Help available for veterans in danger of suicide
Jon Dykes pictured with a yard sign he says was made for him by a neighborhood sign company in Florida, taken from the facebook page Military with PTSD on July 4, 2014

EUGENE, Ore. - Cecil Ranne remembers the time he spent overseas in the Air Force.

Some of those memories, he wishes he could block out.
    
"Whenever we did convoys to other bases for medical supplies, there was somebody shot at a stop light," he said. "So we did a lot of speeding through town in unmarked cars, you know, to avoid snipers."

Ranne said those moments and emotions stay with you after you return home. Years later, they can resurface.

"You're driving down the road and you see a car on the side of the road - and it's a possible threat," he said.

Ranne suffers from PTSD but calls himself one of the lucky ones.

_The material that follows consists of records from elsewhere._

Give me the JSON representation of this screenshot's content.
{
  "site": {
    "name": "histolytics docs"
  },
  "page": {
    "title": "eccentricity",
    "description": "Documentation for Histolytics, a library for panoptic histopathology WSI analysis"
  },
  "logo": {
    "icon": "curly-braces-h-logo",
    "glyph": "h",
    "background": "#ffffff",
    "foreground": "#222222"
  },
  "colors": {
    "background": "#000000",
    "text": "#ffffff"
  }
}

Unlike many other veterans coping with PTSD, Ranne is still alive.

Some troops lose their lives in the line of duty.

A tragic number take their own lives once they get back home.

According to an Oregon Health Authority study, the suicide rate was significantly higher among veterans than among non-veterans for both males and females in Oregon between 2008 to 2012.

The study also found suicide is the leading cause of death among veterans under 45 years of age. 

And the veteran suicide rate was higher in Lane County than the state average.

There are resources out there to help save lives.

Veterans can call the Veterans Crisis Line at 1-800-273-8255, text 838255, or log onto the Veterans Crisis Line website to have confidential contact with mental health professionals.